• US Ambassador critical of Conroy’s filter

    Apr 13 2010, 1:41

    The Australian reports on comments the US Ambassador to Australia, Jeff Bleich, made about the proposed internet filter on Q & A last night:

    CHILD pornographers can be captured and prosecuted without having to resort to mandatory internet filters, says Barack Obama confidante and US Ambassador to Australia Jeff Bleich.

    The Rudd government has said the mandatory filters are crucial in its arsenal of online weapons aimed at stamping out child pornography and other forms of illegal material.

    Asked on ABC TV’s Q&A program last night whether the proposed internet filter threatened both the US-Australia relationship, Mr Bleich expressed confidence both governments would be able to find “the path forward”.

    Australia had been made aware of his government’s no internet censorship stance, he said, adding that the US has had “healthy discussions” with its Australian counterparts on the matter.

    “On the issue of the internet we have been very clear. The internet needs to be free,” Mr Bleich said. “It needs to be free the way we have said skies have to be free, outer space has to be free, the polar caps have to be free, the oceans have to be free.
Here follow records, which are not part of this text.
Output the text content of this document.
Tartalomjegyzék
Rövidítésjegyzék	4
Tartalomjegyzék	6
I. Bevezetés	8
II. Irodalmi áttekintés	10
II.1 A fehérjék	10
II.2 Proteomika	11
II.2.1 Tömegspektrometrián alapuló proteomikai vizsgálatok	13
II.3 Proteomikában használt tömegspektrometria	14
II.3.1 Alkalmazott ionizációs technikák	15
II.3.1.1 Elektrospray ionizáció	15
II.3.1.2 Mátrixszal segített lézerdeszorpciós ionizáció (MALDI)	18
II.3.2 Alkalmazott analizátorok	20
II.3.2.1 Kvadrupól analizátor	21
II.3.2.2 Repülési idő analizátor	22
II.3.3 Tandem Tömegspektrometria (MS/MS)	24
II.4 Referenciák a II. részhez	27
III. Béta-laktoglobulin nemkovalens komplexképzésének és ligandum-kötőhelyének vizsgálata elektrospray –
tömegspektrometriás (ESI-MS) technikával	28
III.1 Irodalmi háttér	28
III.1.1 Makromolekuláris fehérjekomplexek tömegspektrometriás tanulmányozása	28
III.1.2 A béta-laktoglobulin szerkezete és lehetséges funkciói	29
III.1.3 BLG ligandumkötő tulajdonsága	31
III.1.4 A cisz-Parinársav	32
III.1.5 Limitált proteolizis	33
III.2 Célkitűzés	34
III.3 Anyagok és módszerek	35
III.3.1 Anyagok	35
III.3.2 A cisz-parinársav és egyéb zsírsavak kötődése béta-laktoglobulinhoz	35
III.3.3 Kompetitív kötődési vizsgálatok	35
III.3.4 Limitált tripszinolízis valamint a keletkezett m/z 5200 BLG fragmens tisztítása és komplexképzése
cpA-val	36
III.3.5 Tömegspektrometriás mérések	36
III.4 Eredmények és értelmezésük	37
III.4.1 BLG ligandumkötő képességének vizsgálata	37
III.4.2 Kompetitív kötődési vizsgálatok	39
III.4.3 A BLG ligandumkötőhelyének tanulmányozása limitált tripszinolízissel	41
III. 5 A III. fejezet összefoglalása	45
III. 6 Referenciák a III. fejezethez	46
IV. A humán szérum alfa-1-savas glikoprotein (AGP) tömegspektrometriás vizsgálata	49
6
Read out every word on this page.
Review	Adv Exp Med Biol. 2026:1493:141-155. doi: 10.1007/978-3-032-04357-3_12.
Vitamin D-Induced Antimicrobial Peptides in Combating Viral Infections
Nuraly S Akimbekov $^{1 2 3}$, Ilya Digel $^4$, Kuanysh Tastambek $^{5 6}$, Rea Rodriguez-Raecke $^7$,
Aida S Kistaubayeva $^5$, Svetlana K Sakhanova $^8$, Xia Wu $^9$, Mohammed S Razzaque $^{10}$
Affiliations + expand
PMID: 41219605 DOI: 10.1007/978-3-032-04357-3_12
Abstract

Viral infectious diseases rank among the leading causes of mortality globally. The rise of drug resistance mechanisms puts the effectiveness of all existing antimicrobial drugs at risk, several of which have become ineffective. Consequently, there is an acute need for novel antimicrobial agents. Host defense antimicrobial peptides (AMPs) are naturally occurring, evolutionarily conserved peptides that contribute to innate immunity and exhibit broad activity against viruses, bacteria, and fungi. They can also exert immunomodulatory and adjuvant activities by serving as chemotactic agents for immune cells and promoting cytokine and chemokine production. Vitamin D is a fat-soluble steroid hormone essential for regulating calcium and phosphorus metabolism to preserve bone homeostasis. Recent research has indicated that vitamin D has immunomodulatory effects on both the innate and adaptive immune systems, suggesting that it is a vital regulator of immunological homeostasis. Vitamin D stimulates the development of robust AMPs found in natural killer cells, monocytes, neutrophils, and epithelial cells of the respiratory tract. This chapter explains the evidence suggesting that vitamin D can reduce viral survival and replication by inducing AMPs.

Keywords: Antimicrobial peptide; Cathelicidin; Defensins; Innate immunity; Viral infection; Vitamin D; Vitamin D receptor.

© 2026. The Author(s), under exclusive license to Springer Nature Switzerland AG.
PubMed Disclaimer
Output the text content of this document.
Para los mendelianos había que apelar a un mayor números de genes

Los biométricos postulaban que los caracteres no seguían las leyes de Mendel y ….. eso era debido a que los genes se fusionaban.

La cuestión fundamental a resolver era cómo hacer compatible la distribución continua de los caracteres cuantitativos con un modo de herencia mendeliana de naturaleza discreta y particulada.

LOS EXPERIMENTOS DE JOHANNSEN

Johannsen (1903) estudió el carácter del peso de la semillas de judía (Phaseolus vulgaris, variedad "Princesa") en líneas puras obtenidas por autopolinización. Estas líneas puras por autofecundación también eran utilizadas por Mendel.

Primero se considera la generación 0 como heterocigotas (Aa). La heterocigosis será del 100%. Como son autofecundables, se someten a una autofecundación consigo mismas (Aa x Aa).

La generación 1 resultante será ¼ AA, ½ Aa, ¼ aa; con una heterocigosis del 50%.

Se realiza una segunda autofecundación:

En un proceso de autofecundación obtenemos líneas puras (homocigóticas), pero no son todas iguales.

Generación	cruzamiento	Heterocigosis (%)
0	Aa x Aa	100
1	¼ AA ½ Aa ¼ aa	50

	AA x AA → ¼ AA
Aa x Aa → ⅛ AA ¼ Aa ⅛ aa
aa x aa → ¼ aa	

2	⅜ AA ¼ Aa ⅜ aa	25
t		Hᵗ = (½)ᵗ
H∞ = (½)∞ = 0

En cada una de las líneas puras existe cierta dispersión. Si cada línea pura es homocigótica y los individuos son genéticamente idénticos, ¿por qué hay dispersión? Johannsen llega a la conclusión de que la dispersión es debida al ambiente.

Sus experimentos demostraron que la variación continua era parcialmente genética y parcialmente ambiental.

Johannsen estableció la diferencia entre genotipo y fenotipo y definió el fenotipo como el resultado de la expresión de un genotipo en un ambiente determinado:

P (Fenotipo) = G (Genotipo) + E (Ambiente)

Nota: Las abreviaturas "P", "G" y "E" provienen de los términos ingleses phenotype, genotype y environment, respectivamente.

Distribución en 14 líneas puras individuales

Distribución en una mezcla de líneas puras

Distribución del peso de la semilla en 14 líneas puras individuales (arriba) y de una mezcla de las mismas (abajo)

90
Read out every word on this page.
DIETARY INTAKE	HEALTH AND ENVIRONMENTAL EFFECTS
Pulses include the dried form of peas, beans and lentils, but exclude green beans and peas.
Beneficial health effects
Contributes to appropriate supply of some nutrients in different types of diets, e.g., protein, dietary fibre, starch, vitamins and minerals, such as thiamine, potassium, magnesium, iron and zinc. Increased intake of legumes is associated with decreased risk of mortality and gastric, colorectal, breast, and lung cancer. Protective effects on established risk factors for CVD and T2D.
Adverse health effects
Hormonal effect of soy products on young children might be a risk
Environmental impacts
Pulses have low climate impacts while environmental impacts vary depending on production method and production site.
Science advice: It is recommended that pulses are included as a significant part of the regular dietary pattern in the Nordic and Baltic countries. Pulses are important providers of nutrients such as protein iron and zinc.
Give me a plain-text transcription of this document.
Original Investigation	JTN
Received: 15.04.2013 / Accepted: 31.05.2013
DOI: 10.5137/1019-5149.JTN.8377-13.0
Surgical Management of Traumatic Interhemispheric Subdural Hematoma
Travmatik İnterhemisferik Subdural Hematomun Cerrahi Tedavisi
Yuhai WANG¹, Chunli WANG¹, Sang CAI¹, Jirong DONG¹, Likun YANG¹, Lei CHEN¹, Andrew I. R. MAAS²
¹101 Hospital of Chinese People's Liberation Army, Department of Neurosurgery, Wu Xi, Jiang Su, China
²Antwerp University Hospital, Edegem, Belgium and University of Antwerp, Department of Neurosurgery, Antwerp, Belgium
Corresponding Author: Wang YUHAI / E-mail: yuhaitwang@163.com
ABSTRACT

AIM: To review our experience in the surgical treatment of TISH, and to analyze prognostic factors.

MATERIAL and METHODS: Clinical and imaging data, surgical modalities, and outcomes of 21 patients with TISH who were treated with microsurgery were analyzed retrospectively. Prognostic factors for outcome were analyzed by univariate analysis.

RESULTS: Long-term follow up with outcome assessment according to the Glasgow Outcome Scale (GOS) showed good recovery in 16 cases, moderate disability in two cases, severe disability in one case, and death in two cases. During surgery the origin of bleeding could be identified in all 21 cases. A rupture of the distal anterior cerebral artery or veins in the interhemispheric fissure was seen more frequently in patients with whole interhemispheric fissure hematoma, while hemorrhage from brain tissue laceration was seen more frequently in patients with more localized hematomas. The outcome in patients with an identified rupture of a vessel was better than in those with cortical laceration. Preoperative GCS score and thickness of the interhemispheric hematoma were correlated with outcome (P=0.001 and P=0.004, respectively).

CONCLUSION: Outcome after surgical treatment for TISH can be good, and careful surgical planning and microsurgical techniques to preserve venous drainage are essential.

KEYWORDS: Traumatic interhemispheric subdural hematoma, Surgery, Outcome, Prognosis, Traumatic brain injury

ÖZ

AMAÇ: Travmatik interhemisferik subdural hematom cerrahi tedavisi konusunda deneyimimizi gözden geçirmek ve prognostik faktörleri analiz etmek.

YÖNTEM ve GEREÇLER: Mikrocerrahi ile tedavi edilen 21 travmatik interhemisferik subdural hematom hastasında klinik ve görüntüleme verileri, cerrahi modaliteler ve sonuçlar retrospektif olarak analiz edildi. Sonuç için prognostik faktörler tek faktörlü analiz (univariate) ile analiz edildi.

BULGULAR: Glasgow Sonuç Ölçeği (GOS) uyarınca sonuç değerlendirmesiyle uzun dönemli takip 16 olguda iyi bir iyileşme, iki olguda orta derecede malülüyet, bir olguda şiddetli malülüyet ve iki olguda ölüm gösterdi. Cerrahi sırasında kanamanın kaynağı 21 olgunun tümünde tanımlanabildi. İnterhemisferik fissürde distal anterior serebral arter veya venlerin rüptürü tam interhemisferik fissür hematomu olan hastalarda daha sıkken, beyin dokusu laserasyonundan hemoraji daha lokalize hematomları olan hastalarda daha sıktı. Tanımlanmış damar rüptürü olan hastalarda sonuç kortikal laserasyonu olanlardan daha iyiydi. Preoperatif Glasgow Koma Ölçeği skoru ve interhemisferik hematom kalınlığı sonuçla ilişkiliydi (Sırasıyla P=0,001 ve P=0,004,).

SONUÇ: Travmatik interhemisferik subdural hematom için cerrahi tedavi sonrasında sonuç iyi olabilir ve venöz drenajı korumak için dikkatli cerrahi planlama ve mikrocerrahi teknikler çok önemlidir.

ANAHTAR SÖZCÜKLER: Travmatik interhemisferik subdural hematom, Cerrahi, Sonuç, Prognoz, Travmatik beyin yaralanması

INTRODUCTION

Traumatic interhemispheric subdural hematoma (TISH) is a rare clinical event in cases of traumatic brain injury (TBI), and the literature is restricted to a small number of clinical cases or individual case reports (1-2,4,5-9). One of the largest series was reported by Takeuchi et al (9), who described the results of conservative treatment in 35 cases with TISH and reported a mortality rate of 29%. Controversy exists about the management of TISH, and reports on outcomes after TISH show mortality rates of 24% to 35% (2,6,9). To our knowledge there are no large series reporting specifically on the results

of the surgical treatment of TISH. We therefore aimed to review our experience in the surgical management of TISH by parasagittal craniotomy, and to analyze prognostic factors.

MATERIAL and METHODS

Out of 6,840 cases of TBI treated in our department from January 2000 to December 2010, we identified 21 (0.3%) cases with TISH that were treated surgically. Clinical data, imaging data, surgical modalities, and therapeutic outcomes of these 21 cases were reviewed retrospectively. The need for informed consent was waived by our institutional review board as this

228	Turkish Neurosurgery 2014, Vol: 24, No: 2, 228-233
They’re shared resources of all the people in the world.

    “To the extent that there are disagreements (about) trying to find the right balance between law enforcement and respecting that general principle, we work with our friends, and so we’ve been working with Australia on this issue, we’ve had healthy discussions and … I’m sure we’ll be able to find the path forward.”

    The US had told Australia child pornographers could be nabbed without the use of internet filters, Mr Bleich said.

    “What we’ve said is we have been able to accomplish the goals that Australia has described, which is to capture and prosecute child pornographers and others who use the internet for terrible purposes, without having to use internet filters,” he said.

    “We have other means and we are willing to share our efforts with them in order to allow them to at least look at a range of choices as opposed to moving in one particular direction … It’s an ongoing conversation.”

    Read more here.  The Sydney Morning Herald also reported the Ambassador’s comments here.  And you can watch the show here.

    This is just another indicator of the pressure that Senator Stephen Conroy and his Internet censorship policy are under.